If $H$ is a cyclic group of even order, then $H$ has exactly two elements which square to $1.$
This was used in a answer (Pete Clark's answer) here: Prove that $x^{2} \equiv 1 \pmod{2^k}$ has exactly four incongruent solutions
but I am not sure why this is true. Could someone please provide a proof to fill in some extra details?
Every subgroup of a cyclic group is cyclic.
In particular, the subgroup of elements of order dividing two is cyclic, and this clearly implies that there is at most one element of order two.
In $ℤ/2nℤ$, the equation $2x = 0$ has the solutions $x = 0$ and $x = n$ and no other solutions. Every cyclic group $H$ of even order is isomorphic to $ℤ/2nℤ$ for some $n ∈ ℕ$, and a multiplicative equation $x^2 = 1$ in $H$ then translates to $2x = 0$ in $ℤ/2nℤ$.

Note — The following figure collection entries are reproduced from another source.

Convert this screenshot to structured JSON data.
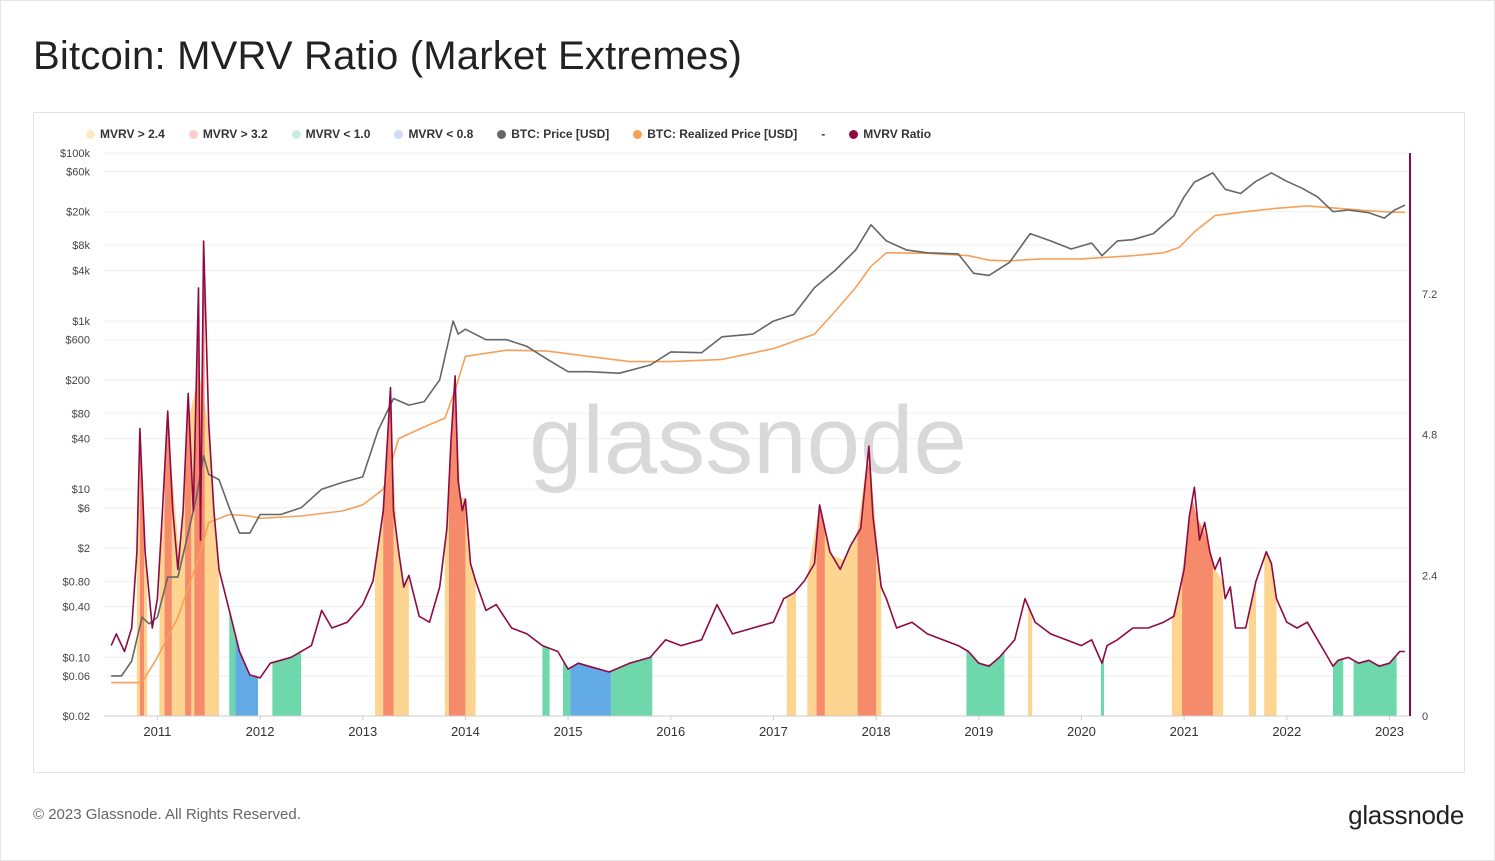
{
  "title": "Bitcoin: MVRV Ratio (Market Extremes)",
  "footer": {
    "copyright": "© 2023 Glassnode. All Rights Reserved.",
    "logo": "glassnode"
  },
  "watermark": "glassnode",
  "legend": {
    "items": [
      {
        "label": "MVRV > 2.4",
        "color": "#fde9c4"
      },
      {
        "label": "MVRV > 3.2",
        "color": "#f9cfc8"
      },
      {
        "label": "MVRV < 1.0",
        "color": "#c8eee2"
      },
      {
        "label": "MVRV < 0.8",
        "color": "#cbdcf7"
      },
      {
        "label": "BTC: Price [USD]",
        "color": "#666666"
      },
      {
        "label": "BTC: Realized Price [USD]",
        "color": "#f7a05a"
      }
    ],
    "separator": "-",
    "last": {
      "label": "MVRV Ratio",
      "color": "#8e0a45"
    }
  },
  "colors": {
    "mvrv": "#8e0a45",
    "price": "#666666",
    "realized": "#f7a05a",
    "zone_gt24": "#fdd38a",
    "zone_gt32": "#f5876a",
    "zone_lt10": "#66d6a8",
    "zone_lt08": "#5aa7e6",
    "watermark": "#d9d9d9"
  },
  "chart_data": {
    "type": "line",
    "title": "Bitcoin: MVRV Ratio (Market Extremes)",
    "x_ticks": [
      "2011",
      "2012",
      "2013",
      "2014",
      "2015",
      "2016",
      "2017",
      "2018",
      "2019",
      "2020",
      "2021",
      "2022",
      "2023"
    ],
    "x_range": [
      2010.48,
      2023.2
    ],
    "left_axis": {
      "scale": "log",
      "range": [
        0.02,
        100000
      ],
      "ticks": [
        {
          "v": 100000,
          "label": "$100k"
        },
        {
          "v": 60000,
          "label": "$60k"
        },
        {
          "v": 20000,
          "label": "$20k"
        },
        {
          "v": 8000,
          "label": "$8k"
        },
        {
          "v": 4000,
          "label": "$4k"
        },
        {
          "v": 1000,
          "label": "$1k"
        },
        {
          "v": 600,
          "label": "$600"
        },
        {
          "v": 200,
          "label": "$200"
        },
        {
          "v": 80,
          "label": "$80"
        },
        {
          "v": 40,
          "label": "$40"
        },
        {
          "v": 10,
          "label": "$10"
        },
        {
          "v": 6,
          "label": "$6"
        },
        {
          "v": 2,
          "label": "$2"
        },
        {
          "v": 0.8,
          "label": "$0.80"
        },
        {
          "v": 0.4,
          "label": "$0.40"
        },
        {
          "v": 0.1,
          "label": "$0.10"
        },
        {
          "v": 0.06,
          "label": "$0.06"
        },
        {
          "v": 0.02,
          "label": "$0.02"
        }
      ]
    },
    "right_axis": {
      "scale": "linear",
      "range": [
        0,
        9.6
      ],
      "ticks": [
        {
          "v": 0,
          "label": "0"
        },
        {
          "v": 2.4,
          "label": "2.4"
        },
        {
          "v": 4.8,
          "label": "4.8"
        },
        {
          "v": 7.2,
          "label": "7.2"
        }
      ]
    },
    "series": [
      {
        "name": "BTC: Price [USD]",
        "axis": "left",
        "x": [
          2010.55,
          2010.65,
          2010.75,
          2010.85,
          2010.92,
          2011.0,
          2011.1,
          2011.2,
          2011.3,
          2011.38,
          2011.45,
          2011.5,
          2011.6,
          2011.7,
          2011.8,
          2011.9,
          2012.0,
          2012.2,
          2012.4,
          2012.6,
          2012.8,
          2013.0,
          2013.15,
          2013.3,
          2013.45,
          2013.6,
          2013.75,
          2013.88,
          2013.93,
          2014.0,
          2014.2,
          2014.4,
          2014.6,
          2014.8,
          2015.0,
          2015.2,
          2015.5,
          2015.8,
          2016.0,
          2016.3,
          2016.5,
          2016.8,
          2017.0,
          2017.2,
          2017.4,
          2017.6,
          2017.8,
          2017.95,
          2018.1,
          2018.3,
          2018.5,
          2018.8,
          2018.95,
          2019.1,
          2019.3,
          2019.5,
          2019.7,
          2019.9,
          2020.1,
          2020.2,
          2020.35,
          2020.5,
          2020.7,
          2020.9,
          2021.0,
          2021.1,
          2021.28,
          2021.4,
          2021.55,
          2021.7,
          2021.85,
          2022.0,
          2022.15,
          2022.3,
          2022.45,
          2022.6,
          2022.8,
          2022.95,
          2023.05,
          2023.15
        ],
        "values": [
          0.06,
          0.06,
          0.09,
          0.3,
          0.25,
          0.3,
          0.9,
          0.9,
          3,
          8,
          25,
          15,
          13,
          6,
          3,
          3,
          5,
          5,
          6,
          10,
          12,
          14,
          50,
          120,
          100,
          110,
          200,
          1000,
          700,
          800,
          600,
          600,
          500,
          350,
          250,
          250,
          240,
          300,
          430,
          420,
          650,
          700,
          1000,
          1200,
          2500,
          4000,
          7000,
          14000,
          9000,
          7000,
          6500,
          6300,
          3700,
          3500,
          5000,
          11000,
          9000,
          7200,
          8500,
          6000,
          9000,
          9300,
          11000,
          18000,
          30000,
          45000,
          58000,
          37000,
          33000,
          46000,
          58000,
          46000,
          38000,
          30000,
          20000,
          21000,
          19500,
          16800,
          21000,
          24000
        ]
      },
      {
        "name": "BTC: Realized Price [USD]",
        "axis": "left",
        "x": [
          2010.55,
          2010.85,
          2011.0,
          2011.2,
          2011.4,
          2011.5,
          2011.7,
          2011.9,
          2012.0,
          2012.4,
          2012.8,
          2013.0,
          2013.2,
          2013.35,
          2013.6,
          2013.8,
          2013.9,
          2014.0,
          2014.4,
          2014.8,
          2015.2,
          2015.6,
          2016.0,
          2016.5,
          2017.0,
          2017.4,
          2017.6,
          2017.8,
          2017.95,
          2018.1,
          2018.5,
          2018.9,
          2019.1,
          2019.3,
          2019.6,
          2020.0,
          2020.5,
          2020.8,
          2020.95,
          2021.1,
          2021.3,
          2021.6,
          2021.9,
          2022.2,
          2022.5,
          2022.8,
          2023.0,
          2023.15
        ],
        "values": [
          0.05,
          0.05,
          0.1,
          0.3,
          1.5,
          4,
          5,
          4.8,
          4.5,
          4.8,
          5.5,
          6.5,
          10,
          40,
          55,
          70,
          150,
          380,
          450,
          440,
          380,
          330,
          330,
          350,
          470,
          700,
          1300,
          2500,
          4500,
          6500,
          6400,
          6000,
          5300,
          5200,
          5500,
          5500,
          6000,
          6500,
          7500,
          11500,
          18000,
          20000,
          22000,
          23500,
          22000,
          20500,
          19800,
          19700
        ]
      },
      {
        "name": "MVRV Ratio",
        "axis": "right",
        "x": [
          2010.55,
          2010.6,
          2010.68,
          2010.75,
          2010.8,
          2010.83,
          2010.88,
          2010.95,
          2011.0,
          2011.05,
          2011.1,
          2011.15,
          2011.2,
          2011.25,
          2011.3,
          2011.35,
          2011.4,
          2011.42,
          2011.45,
          2011.5,
          2011.55,
          2011.6,
          2011.7,
          2011.8,
          2011.9,
          2012.0,
          2012.1,
          2012.3,
          2012.5,
          2012.6,
          2012.7,
          2012.85,
          2013.0,
          2013.1,
          2013.2,
          2013.27,
          2013.3,
          2013.35,
          2013.4,
          2013.45,
          2013.55,
          2013.65,
          2013.75,
          2013.82,
          2013.86,
          2013.9,
          2013.93,
          2013.97,
          2014.0,
          2014.05,
          2014.1,
          2014.2,
          2014.3,
          2014.45,
          2014.6,
          2014.75,
          2014.9,
          2015.0,
          2015.1,
          2015.2,
          2015.4,
          2015.6,
          2015.8,
          2015.95,
          2016.1,
          2016.3,
          2016.45,
          2016.6,
          2016.8,
          2017.0,
          2017.1,
          2017.2,
          2017.3,
          2017.4,
          2017.45,
          2017.55,
          2017.65,
          2017.75,
          2017.85,
          2017.93,
          2017.97,
          2018.05,
          2018.1,
          2018.2,
          2018.35,
          2018.5,
          2018.65,
          2018.8,
          2018.9,
          2019.0,
          2019.1,
          2019.2,
          2019.35,
          2019.45,
          2019.55,
          2019.7,
          2019.85,
          2020.0,
          2020.1,
          2020.15,
          2020.2,
          2020.25,
          2020.35,
          2020.5,
          2020.65,
          2020.8,
          2020.9,
          2021.0,
          2021.05,
          2021.1,
          2021.15,
          2021.2,
          2021.25,
          2021.3,
          2021.35,
          2021.4,
          2021.45,
          2021.5,
          2021.6,
          2021.7,
          2021.8,
          2021.85,
          2021.9,
          2022.0,
          2022.1,
          2022.2,
          2022.3,
          2022.4,
          2022.45,
          2022.5,
          2022.6,
          2022.7,
          2022.8,
          2022.9,
          2023.0,
          2023.1,
          2023.15
        ],
        "values": [
          1.2,
          1.4,
          1.1,
          1.5,
          2.8,
          4.9,
          2.8,
          1.5,
          2.0,
          3.5,
          5.2,
          3.5,
          2.5,
          3.5,
          5.5,
          3.5,
          7.3,
          3.0,
          8.1,
          5.0,
          3.5,
          2.5,
          1.8,
          1.1,
          0.7,
          0.65,
          0.9,
          1.0,
          1.2,
          1.8,
          1.5,
          1.6,
          1.9,
          2.3,
          3.5,
          5.6,
          3.5,
          2.8,
          2.2,
          2.4,
          1.7,
          1.6,
          2.2,
          3.2,
          4.7,
          5.8,
          4.0,
          3.5,
          3.7,
          2.6,
          2.3,
          1.8,
          1.9,
          1.5,
          1.4,
          1.2,
          1.1,
          0.8,
          0.9,
          0.85,
          0.75,
          0.9,
          1.0,
          1.3,
          1.2,
          1.3,
          1.9,
          1.4,
          1.5,
          1.6,
          2.0,
          2.1,
          2.3,
          2.6,
          3.6,
          2.8,
          2.5,
          2.9,
          3.2,
          4.6,
          3.4,
          2.2,
          2.0,
          1.5,
          1.6,
          1.4,
          1.3,
          1.2,
          1.1,
          0.9,
          0.85,
          1.0,
          1.3,
          2.0,
          1.6,
          1.4,
          1.3,
          1.2,
          1.3,
          1.1,
          0.9,
          1.2,
          1.3,
          1.5,
          1.5,
          1.6,
          1.7,
          2.5,
          3.4,
          3.9,
          3.0,
          3.3,
          2.8,
          2.5,
          2.7,
          2.0,
          2.2,
          1.5,
          1.5,
          2.3,
          2.8,
          2.6,
          2.0,
          1.6,
          1.5,
          1.6,
          1.3,
          1.0,
          0.85,
          0.95,
          1.0,
          0.9,
          0.95,
          0.85,
          0.9,
          1.1,
          1.1
        ]
      }
    ],
    "zones": [
      {
        "type": "gt24",
        "from": 2010.8,
        "to": 2010.9
      },
      {
        "type": "gt32",
        "from": 2010.83,
        "to": 2010.87
      },
      {
        "type": "gt24",
        "from": 2011.02,
        "to": 2011.6
      },
      {
        "type": "gt32",
        "from": 2011.07,
        "to": 2011.14
      },
      {
        "type": "gt32",
        "from": 2011.27,
        "to": 2011.33
      },
      {
        "type": "gt32",
        "from": 2011.36,
        "to": 2011.46
      },
      {
        "type": "lt10",
        "from": 2011.7,
        "to": 2011.76
      },
      {
        "type": "lt08",
        "from": 2011.76,
        "to": 2011.98
      },
      {
        "type": "lt10",
        "from": 2012.12,
        "to": 2012.4
      },
      {
        "type": "gt24",
        "from": 2013.12,
        "to": 2013.45
      },
      {
        "type": "gt32",
        "from": 2013.2,
        "to": 2013.3
      },
      {
        "type": "gt24",
        "from": 2013.8,
        "to": 2014.1
      },
      {
        "type": "gt32",
        "from": 2013.84,
        "to": 2014.0
      },
      {
        "type": "lt10",
        "from": 2014.75,
        "to": 2014.82
      },
      {
        "type": "lt10",
        "from": 2014.95,
        "to": 2015.02
      },
      {
        "type": "lt08",
        "from": 2015.02,
        "to": 2015.42
      },
      {
        "type": "lt10",
        "from": 2015.42,
        "to": 2015.82
      },
      {
        "type": "gt24",
        "from": 2017.13,
        "to": 2017.22
      },
      {
        "type": "gt24",
        "from": 2017.33,
        "to": 2018.05
      },
      {
        "type": "gt32",
        "from": 2017.42,
        "to": 2017.5
      },
      {
        "type": "gt32",
        "from": 2017.82,
        "to": 2018.0
      },
      {
        "type": "lt10",
        "from": 2018.88,
        "to": 2019.25
      },
      {
        "type": "gt24",
        "from": 2019.48,
        "to": 2019.52
      },
      {
        "type": "lt10",
        "from": 2020.19,
        "to": 2020.22
      },
      {
        "type": "gt24",
        "from": 2020.88,
        "to": 2021.38
      },
      {
        "type": "gt32",
        "from": 2020.98,
        "to": 2021.28
      },
      {
        "type": "gt24",
        "from": 2021.63,
        "to": 2021.7
      },
      {
        "type": "gt24",
        "from": 2021.78,
        "to": 2021.9
      },
      {
        "type": "lt10",
        "from": 2022.45,
        "to": 2022.55
      },
      {
        "type": "lt10",
        "from": 2022.65,
        "to": 2023.07
      }
    ]
  }
}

If you want to prove this directly in $H$: Let $h ∈ H$ be a generator of $H$ and $n = \frac{|H|}{2}$. Then the order of $h$ is $2n$, so $h^n·h^n = 1$. Next to $1·1 = 1$, this must be the only solution to $x^2 = 1$, because for all other $g ∈ G$, $g·g = h^k·h^k = h^{2k} ≠ 1$ for some $k ∈ \{1,…, n-1\}$, because the order of $h$ is the minimal positive integer $m$ such that $h^m = 1$.
In additive form $\ \Bbb C_{2n}\cong\, \Bbb Z/2n\ $ where $\ x\cdot x = 1\,$ additively is $\ x\!+\!x = 0.\,$ This has solution
$2x\equiv 0\pmod{\! 2n}\!\iff\! 2n\mid 2x\!\iff\! n\mid x\!\iff\! x\equiv 0\pmod n\!\iff\! x\equiv\color{#c00}{0,n}\pmod{\!2n}$
Given an integer $n$, one way to view your question is:
how many congruence classes $\xi$ in $\mathbb Z/2n\mathbb Z$ are such that $2\xi=0$?
Now, if $\xi$ is a congruence class in that quotient, we know that there is an integer $x$ in $\xi$ such that $0\leq x<2n$ and we have $2\xi=0$ in $\mathbb Z/2x\mathbb Z$ iff $2n\mid 2x$ in $\mathbb Z$, which happens exactly when $n\mid x$. Clearly, there are two possible values of $x$ satisfying this condition, namely $0$ and $n$, so the answer to the question as phrased above is two.
$H$ cyclic of even order means $H=\langle h\rangle$, with $h^{2n}=1$ (and $2n$ is the minimum such an integer). So the elements of $H$ are of the form $h^i,\;\;i=1,\dots,2n$.
Now the square of an element $h^i$ is thus $h^{2i}$ which is $1$ iff $i=n,2n$. Hence $H$ contains exactly two elements whose square is $1$: they are $1$ and $h^n$.